Narrator:
The Northern Coast of California is one of the best-known places on Earth, and it has been everyone's good fortune that the coastline north of San Francisco's Golden Gate has been spared from overdevelopment. Steepness and isolation have often discouraged the bulldozers and graders, but you can also trace the roots of the conservation and environmental movement to the struggles over the past century to protect the pristine nature of this coastline. About twelve miles north of San Francisco--nestled between the small towns of Bolinas and Stinson Beach--is Bolinas Lagoon, a three and a half mile-long saltwater estuary that is regarded as not only one of the most beautiful but also environmentally significant landmarks in the world. It is one of only two sites on the west coast of America to be named a wetland of international importance by the Ramsar Convention on Wetlands--a global, intergovernmental treaty on the conservation of natural resources. For thousands of years, flocks of migratory birds traveling the Pacific Flyway have stopped here for food and water. On a paddle around the lagoon, bat rays and leopard sharks swim under the hull. Harbor seals rest on the island in the middle of the lagoon. Pelicans fly overhead, and herons and egrets wade near the shore. Bolinas Lagoon is full of life today, but there are grave concerns that it may not continue for much longer. The shape of the lagoon is undeniably changing. The water is becoming shallower and marsh vegetation at the edges of the lagoon is encroaching. A fierce debate has raged since the early 1990s about the causes of these changes to the lagoon--what it means, and what if anything should be done to stop them.

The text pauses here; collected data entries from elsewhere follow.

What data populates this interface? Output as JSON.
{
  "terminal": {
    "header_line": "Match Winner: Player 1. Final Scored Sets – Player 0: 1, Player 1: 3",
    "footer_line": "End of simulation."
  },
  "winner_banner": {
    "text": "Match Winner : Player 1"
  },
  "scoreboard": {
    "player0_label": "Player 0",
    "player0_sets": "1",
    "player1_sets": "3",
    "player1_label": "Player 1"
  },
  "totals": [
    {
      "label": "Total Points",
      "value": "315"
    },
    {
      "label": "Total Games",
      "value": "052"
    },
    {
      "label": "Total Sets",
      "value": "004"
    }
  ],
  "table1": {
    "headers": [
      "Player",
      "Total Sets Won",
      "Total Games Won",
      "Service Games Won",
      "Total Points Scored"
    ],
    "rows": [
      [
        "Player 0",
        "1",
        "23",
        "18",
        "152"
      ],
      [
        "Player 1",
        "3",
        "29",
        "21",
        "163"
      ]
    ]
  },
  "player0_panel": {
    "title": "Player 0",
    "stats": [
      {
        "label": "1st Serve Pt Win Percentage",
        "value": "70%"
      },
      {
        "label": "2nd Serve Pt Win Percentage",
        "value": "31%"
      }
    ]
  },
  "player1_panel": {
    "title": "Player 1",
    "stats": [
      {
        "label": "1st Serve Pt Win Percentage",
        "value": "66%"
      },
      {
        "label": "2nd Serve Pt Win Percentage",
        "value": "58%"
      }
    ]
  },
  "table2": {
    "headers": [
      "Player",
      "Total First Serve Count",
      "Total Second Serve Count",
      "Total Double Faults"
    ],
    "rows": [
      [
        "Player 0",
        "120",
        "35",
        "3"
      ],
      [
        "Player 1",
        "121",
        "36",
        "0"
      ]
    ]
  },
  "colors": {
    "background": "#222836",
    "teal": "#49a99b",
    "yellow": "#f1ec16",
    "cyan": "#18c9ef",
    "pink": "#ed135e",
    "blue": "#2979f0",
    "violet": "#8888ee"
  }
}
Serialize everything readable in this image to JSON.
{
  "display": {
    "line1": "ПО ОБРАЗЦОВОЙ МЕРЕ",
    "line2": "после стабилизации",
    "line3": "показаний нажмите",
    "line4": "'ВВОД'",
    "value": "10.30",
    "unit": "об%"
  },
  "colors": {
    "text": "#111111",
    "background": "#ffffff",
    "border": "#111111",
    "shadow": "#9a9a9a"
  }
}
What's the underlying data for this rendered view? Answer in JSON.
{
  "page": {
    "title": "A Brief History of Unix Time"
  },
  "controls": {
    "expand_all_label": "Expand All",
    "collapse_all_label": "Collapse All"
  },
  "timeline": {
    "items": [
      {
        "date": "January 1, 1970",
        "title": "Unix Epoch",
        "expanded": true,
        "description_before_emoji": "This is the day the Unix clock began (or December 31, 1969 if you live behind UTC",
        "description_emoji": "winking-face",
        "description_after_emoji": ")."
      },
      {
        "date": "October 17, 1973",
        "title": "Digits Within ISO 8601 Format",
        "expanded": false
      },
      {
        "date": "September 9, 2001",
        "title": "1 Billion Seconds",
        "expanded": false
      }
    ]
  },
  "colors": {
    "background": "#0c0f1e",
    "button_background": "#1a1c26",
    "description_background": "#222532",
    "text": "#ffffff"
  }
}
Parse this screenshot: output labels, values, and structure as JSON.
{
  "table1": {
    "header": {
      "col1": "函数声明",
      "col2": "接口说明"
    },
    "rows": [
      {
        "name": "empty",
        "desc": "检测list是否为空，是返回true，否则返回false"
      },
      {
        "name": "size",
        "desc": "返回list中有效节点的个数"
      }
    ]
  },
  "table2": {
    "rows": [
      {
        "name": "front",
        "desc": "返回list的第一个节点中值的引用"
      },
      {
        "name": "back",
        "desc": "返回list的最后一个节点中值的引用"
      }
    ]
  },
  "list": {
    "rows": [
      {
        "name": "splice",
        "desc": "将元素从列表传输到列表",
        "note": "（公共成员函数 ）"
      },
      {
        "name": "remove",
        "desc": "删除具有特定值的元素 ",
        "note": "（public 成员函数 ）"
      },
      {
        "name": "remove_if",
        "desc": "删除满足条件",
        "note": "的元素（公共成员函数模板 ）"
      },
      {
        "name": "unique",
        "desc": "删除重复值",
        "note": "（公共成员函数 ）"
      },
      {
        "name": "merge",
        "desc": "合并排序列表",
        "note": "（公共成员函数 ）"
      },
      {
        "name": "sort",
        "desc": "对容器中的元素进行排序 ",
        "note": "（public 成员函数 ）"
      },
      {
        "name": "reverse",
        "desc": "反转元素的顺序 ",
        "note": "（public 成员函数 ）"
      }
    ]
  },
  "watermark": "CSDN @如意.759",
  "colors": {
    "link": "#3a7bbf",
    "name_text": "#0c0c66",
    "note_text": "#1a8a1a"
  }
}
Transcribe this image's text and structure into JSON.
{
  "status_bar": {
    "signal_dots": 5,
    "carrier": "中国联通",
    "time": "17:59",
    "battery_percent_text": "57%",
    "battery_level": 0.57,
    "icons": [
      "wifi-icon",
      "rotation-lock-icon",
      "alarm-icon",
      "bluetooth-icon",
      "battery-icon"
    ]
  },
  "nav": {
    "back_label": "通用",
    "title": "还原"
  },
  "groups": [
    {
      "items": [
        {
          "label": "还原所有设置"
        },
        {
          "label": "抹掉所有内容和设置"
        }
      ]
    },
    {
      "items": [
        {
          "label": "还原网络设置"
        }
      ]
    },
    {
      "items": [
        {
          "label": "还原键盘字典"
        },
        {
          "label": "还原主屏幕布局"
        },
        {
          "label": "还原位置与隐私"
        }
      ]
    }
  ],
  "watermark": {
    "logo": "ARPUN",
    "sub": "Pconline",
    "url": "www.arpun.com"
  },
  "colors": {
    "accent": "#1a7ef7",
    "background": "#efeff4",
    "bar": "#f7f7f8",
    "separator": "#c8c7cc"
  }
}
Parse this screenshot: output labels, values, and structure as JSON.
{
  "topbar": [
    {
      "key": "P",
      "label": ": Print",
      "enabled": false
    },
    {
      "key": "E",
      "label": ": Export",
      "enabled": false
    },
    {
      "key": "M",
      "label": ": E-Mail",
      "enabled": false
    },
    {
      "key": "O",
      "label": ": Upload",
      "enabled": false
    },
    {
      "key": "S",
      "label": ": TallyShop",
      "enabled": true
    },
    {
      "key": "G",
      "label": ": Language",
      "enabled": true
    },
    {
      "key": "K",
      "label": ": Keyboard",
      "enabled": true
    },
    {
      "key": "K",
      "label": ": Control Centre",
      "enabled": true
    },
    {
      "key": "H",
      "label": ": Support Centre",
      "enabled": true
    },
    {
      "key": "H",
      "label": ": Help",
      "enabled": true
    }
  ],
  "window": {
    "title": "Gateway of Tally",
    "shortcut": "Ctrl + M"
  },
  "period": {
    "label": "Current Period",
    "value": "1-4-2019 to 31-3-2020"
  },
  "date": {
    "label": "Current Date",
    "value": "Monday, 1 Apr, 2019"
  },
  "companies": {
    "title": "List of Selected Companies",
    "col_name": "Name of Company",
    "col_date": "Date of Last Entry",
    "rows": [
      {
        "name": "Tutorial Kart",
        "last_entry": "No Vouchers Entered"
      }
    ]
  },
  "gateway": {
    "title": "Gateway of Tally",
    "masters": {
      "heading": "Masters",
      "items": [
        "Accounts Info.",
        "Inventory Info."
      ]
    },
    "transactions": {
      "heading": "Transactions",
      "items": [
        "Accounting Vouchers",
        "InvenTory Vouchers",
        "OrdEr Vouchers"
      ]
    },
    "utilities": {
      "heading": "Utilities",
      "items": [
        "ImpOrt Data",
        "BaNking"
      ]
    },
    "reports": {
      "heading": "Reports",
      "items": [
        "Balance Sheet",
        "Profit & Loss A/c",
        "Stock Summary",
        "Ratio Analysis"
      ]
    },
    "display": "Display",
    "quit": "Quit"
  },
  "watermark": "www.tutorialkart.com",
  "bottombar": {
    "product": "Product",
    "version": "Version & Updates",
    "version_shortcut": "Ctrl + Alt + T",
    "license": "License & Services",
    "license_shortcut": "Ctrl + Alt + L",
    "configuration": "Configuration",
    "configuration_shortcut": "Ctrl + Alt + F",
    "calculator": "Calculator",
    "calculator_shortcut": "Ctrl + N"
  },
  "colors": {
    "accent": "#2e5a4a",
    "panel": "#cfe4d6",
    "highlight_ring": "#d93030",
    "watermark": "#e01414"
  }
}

Phil Williams, Wetlands Management Consultant:
Very rarely do you find a place like Bolinas Lagoon. There isn't a marina there. It hasn't been filled with uh, development. And that's what makes this debate over the future of the lagoon so poignant, I think, is that if we can't make the right decisions on Bolinas Lagoon, which is one of the last places that we-that is really in a good--in good shape, what does it hold for the rest of the world?